Solved: By Group - dominant occurances

Reddi · Posted 03-12-2017 04:41 AM

Hi i have a situation where i need to select only the transactions from each ID where the no.of transactions made to a perticular country is more if ties then latest transaction date decides.

data have;
infile cards;
informat trxn_date ddmmyy10.;
format trxn_date ddmmyy10.;
input ID Country_from $ country_to $ trxn_date amount ;
cards;
1 US IND 01-03-2017 387
1 US IND 02-03-2017 388
1 US IND 03-03-2017 514
1 US UK 04-03-2017 889
1 US UK 05-03-2017 987
1 US UK 06-03-2017 690
1 US UK 07-03-2017 158
1 US AUS 08-03-2017 341
1 US AUS 09-03-2017 247
1 US CAN 10-03-2017 699
1 US CAN 11-03-2017 623
2 UK IND 04-03-2017 627
2 UK IND 05-03-2017 822
2 UK IND 06-03-2017 724
2 UK US 07-03-2017 231
2 UK US 08-03-2017 437
2 UK US 04-03-2017 193
2 UK AUS 05-03-2017 922
2 UK AUS 06-03-2017 750
2 UK AUS 07-03-2017 123
2 UK CAN 08-03-2017 920
2 UK CAN 08-03-2017 587
;;
run;

Expected Output :

1 US UK 04-03-2017 889
1 US UK 05-03-2017 987
1 US UK 06-03-2017 690
1 US UK 07-03-2017 158

2 UK US 07-03-2017 231
2 UK US 08-03-2017 437
2 UK US 04-03-2017 193

mkeintz · Posted 03-12-2017 02:05 PM

The appearance of your output suggests you want all the transactions for a given id, that come from the most frequent COUNTRY_FROM/COUNTRY_TO pair.

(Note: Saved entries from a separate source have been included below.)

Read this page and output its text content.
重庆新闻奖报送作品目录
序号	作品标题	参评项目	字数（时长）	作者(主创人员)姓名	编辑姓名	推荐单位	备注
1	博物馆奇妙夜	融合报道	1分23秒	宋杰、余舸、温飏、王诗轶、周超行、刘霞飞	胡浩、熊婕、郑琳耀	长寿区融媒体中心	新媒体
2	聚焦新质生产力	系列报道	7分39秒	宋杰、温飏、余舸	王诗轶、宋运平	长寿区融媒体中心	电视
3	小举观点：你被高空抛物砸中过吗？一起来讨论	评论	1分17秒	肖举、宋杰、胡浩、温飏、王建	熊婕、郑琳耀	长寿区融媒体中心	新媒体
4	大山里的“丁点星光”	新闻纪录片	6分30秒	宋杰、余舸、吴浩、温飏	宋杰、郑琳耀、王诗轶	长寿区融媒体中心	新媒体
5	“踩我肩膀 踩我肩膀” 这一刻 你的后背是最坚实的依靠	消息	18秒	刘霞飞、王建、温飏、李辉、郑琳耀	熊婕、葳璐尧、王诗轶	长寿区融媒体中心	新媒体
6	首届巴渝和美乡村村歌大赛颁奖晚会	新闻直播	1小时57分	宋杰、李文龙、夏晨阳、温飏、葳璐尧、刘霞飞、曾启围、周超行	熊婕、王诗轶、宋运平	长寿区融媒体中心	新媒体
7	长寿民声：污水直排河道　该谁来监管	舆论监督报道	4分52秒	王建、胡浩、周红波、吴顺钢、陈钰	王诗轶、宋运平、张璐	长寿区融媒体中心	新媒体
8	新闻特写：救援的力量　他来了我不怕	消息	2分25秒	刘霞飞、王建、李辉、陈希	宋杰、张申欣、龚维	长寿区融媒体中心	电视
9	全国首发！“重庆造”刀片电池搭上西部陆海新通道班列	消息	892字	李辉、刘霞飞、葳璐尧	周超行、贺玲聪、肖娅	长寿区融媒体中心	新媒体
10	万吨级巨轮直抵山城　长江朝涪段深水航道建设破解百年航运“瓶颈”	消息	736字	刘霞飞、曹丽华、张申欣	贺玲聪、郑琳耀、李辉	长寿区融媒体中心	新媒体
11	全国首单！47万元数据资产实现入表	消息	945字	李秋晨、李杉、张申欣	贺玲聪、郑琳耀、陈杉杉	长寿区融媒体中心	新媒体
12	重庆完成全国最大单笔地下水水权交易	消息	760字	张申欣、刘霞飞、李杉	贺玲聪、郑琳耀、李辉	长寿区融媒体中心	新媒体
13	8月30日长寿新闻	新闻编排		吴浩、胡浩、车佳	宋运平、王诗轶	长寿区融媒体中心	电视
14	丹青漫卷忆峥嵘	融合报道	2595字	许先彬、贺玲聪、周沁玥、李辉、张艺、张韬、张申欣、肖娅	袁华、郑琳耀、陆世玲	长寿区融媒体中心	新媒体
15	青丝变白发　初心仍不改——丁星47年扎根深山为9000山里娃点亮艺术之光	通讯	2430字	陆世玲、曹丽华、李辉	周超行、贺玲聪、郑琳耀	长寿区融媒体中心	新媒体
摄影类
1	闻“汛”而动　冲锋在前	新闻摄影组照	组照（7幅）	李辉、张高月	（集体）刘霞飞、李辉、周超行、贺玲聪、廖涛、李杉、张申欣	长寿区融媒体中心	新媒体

But it also appears, though not stated, that country_from is constant for each id. If so, then you really want a list of transactions that have the most frequent COUNTRY_TO.

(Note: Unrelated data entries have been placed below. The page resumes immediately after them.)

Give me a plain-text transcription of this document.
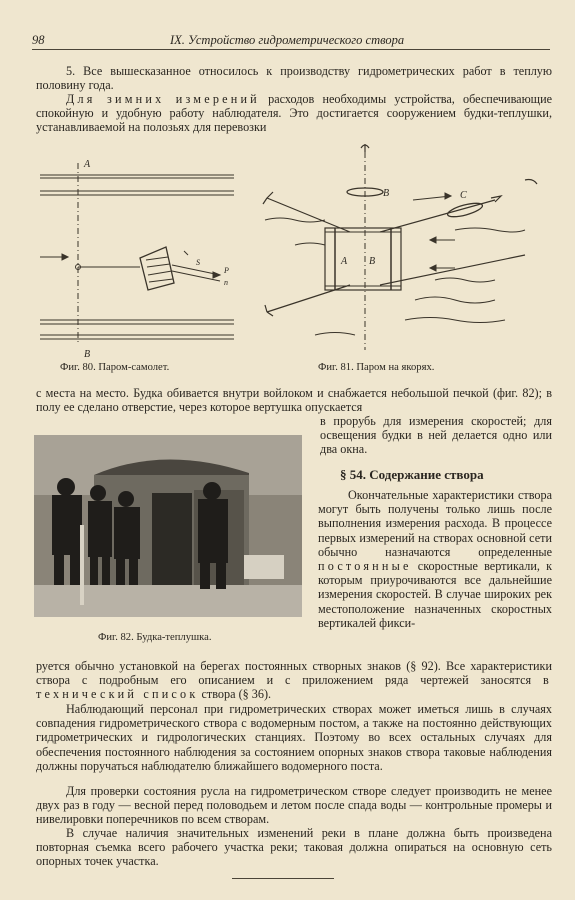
98	IX. Устройство гидрометрического створа

5. Все вышесказанное относилось к производству гидрометрических работ в теплую половину года.

Для зимних измерений расходов необходимы устройства, обеспечивающие спокойную и удобную работу наблюдателя. Это достигается сооружением будки-теплушки, устанавливаемой на полозьях для перевозки

А
В
S
P
n
Фиг. 80. Паром-самолет.
А
В
В
С
Фиг. 81. Паром на якорях.

с места на место. Будка обивается внутри войлоком и снабжается небольшой печкой (фиг. 82); в полу ее сделано отверстие, через которое вертушка опускается

Фиг. 82. Будка-теплушка.

в прорубь для измерения скоростей; для освещения будки в ней делается одно или два окна.

§ 54. Содержание створа

Окончательные характеристики створа могут быть получены только лишь после выполнения измерения расхода. В процессе первых измерений на створах основной сети обычно назначаются определенные постоянные скоростные вертикали, к которым приурочиваются все дальнейшие измерения скоростей. В случае широких рек местоположение назначенных скоростных вертикалей фикси-

руется обычно установкой на берегах постоянных створных знаков (§ 92). Все характеристики створа с подробным его описанием и с приложением ряда чертежей заносятся в технический список створа (§ 36).

Наблюдающий персонал при гидрометрических створах может иметься лишь в случаях совпадения гидрометрического створа с водомерным постом, а также на постоянно действующих гидрометрических и гидрологических станциях. Поэтому во всех остальных случаях для обеспечения постоянного наблюдения за состоянием опорных знаков створа таковые наблюдения должны поручаться наблюдателю ближайшего водомерного поста.

Для проверки состояния русла на гидрометрическом створе следует производить не менее двух раз в году — весной перед половодьем и летом после спада воды — контрольные промеры и нивелировки поперечников по всем створам.

В случае наличия значительных изменений реки в плане должна быть произведена повторная съемка всего рабочего участка реки; таковая должна опираться на основную сеть опорных точек участка.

And in the case of multiple country_to's with the same frequency choose the country with the latest transaction date. You provide no rules for when the tied countries also have ties in latest transaction date, so we'll ignore that for now.

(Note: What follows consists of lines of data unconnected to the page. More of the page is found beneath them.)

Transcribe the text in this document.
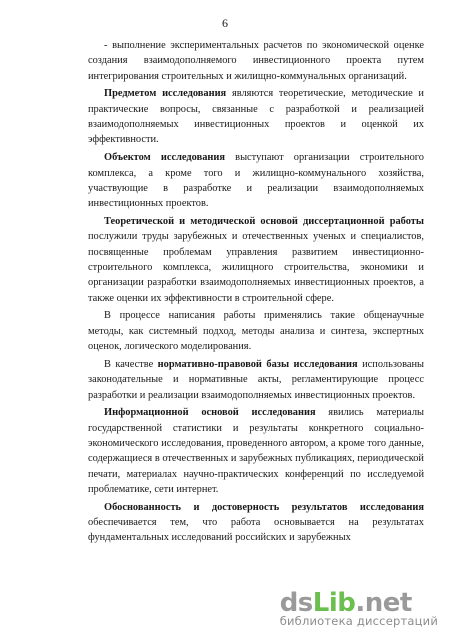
6

- выполнение экспериментальных расчетов по экономической оценке создания взаимодополняемого инвестиционного проекта путем интегрирования строительных и жилищно-коммунальных организаций.

Предметом исследования являются теоретические, методические и практические вопросы, связанные с разработкой и реализацией взаимодополняемых инвестиционных проектов и оценкой их эффективности.

Объектом исследования выступают организации строительного комплекса, а кроме того и жилищно-коммунального хозяйства, участвующие в разработке и реализации взаимодополняемых инвестиционных проектов.

Теоретической и методической основой диссертационной работы послужили труды зарубежных и отечественных ученых и специалистов, посвященные проблемам управления развитием инвестиционно-строительного комплекса, жилищного строительства, экономики и организации разработки взаимодополняемых инвестиционных проектов, а также оценки их эффективности в строительной сфере.

В процессе написания работы применялись такие общенаучные методы, как системный подход, методы анализа и синтеза, экспертных оценок, логического моделирования.

В качестве нормативно-правовой базы исследования использованы законодательные и нормативные акты, регламентирующие процесс разработки и реализации взаимодополняемых инвестиционных проектов.

Информационной основой исследования явились материалы государственной статистики и результаты конкретного социально-экономического исследования, проведенного автором, а кроме того данные, содержащиеся в отечественных и зарубежных публикациях, периодической печати, материалах научно-практических конференций по исследуемой проблематике, сети интернет.

Обоснованность и достоверность результатов исследования обеспечивается тем, что работа основывается на результатах фундаментальных исследований российских и зарубежных

ds Lib .net
библиотека диссертаций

From the look of your datasets, it seems that

HAVE is sorted by ID.
Within ID, it is grouped (but not sorted) by country_to.
Within country_to, your data is NOT sorted by date, but you wish to preserve original order

data have;
infile cards;
informat trxn_date ddmmyy10.;
format trxn_date yymmddn8.;
input ID Country_from $ country_to $ trxn_date amount ;
cards;
1 US IND 01-03-2017 387
1 US IND 02-03-2017 388
1 US IND 03-03-2017 514
1 US UK 04-03-2017 889
1 US UK 05-03-2017 987
1 US UK 06-03-2017 690
1 US UK 07-03-2017 158
1 US AUS 08-03-2017 341
1 US AUS 09-03-2017 247
1 US CAN 10-03-2017 699
1 US CAN 11-03-2017 623
2 UK IND 04-03-2017 627
2 UK IND 05-03-2017 822
2 UK IND 06-03-2017 724
2 UK US 07-03-2017 231
2 UK US 08-03-2017 437
2 UK US 04-03-2017 193
2 UK AUS 05-03-2017 922
2 UK AUS 06-03-2017 750
2 UK AUS 07-03-2017 123
2 UK CAN 08-03-2017 920
2 UK CAN 08-03-2017 587
;;
run;


data want (drop=_:);

  do until (last.id);
    do _nt=1 by 1 until (last.country_to);
      set have;
      by id country_to notsorted;
	  if _nt=1 then _to_maxdate=trxn_date;
	  else _to_maxdate=max(_to_maxdate,trxn_date);
    end;

    if (_nt>_maxnt) or (_nt=_maxnt and _to_maxdate>_id_maxdate) then do;
      _maxnt=_nt;
      _max_to=country_to;
      _id_maxdate=_to_maxdate;
    end;
  end;

  do until (last.id);
    do until(last.country_to);
      set have;
      by id country_to notsorted;
      if country_to=_max_to then output;
    end;
  end;
run;

Notes:

This program has two DO .... until(last.id) loops.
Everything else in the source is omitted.